HOK Architects has gone for 'second time lucky' for its latest proposals for the controversial new PFI project at the Royal London Hospital in Whitechapel.

Plans for the 905-bed hospital were mauled by critics when they were unveiled last summer.

Both CABE and the Greater London Authority savaged the £1 billion development, claiming that the design had fallen short of the standards expected for a scheme that would create the country's largest hospital.

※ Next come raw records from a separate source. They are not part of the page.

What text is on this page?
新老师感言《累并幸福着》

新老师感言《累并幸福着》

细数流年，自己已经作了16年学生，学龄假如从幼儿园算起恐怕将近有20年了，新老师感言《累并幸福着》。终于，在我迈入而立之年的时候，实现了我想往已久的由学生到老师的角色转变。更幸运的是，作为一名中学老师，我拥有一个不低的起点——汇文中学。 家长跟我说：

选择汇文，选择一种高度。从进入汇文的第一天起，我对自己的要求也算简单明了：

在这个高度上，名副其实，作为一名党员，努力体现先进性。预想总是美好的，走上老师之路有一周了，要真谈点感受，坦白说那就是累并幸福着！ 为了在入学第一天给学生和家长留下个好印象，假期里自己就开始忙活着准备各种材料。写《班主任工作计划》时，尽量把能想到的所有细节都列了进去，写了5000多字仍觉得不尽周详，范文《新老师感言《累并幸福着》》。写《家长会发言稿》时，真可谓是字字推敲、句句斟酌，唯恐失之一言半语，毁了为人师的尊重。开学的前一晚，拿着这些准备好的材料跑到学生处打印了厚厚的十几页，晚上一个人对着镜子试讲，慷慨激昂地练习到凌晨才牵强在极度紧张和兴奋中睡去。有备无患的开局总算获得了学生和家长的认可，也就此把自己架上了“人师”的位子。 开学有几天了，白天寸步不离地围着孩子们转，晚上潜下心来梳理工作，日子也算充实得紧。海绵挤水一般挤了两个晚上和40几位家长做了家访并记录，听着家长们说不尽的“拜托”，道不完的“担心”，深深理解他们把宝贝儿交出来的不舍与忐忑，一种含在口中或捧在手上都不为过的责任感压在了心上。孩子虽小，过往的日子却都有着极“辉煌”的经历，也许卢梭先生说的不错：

However, after consultation with local stakeholders, including the London Borough of Tower Hamlets, the Skanska Innisfree consortium has now submitted a revised planning application. According to a spokesman: 'The amendments address the design of the new development, but do not compromise the hospital's clinical functionality, which lies at the heart of the original plans.' It is understood that the new scheme has won qualified backing from CABE and is expected to have an easier planning process than HOK's first effort. If given the go-ahead, the hospital would become home to the Cancer and Cardiac Centre of Excellence at St Bartholomew's Hospital in the City.

Paul White, chief executive of Barts and The London NHS Trust, said: 'The trust and Skanska Innisfree have learnt a great deal from the consultation and received plenty of feedback, which has allowed us to achieve significant design improvements.' An exhibition of all the latest proposals is on public display in Whitechapel until Sunday (20 February).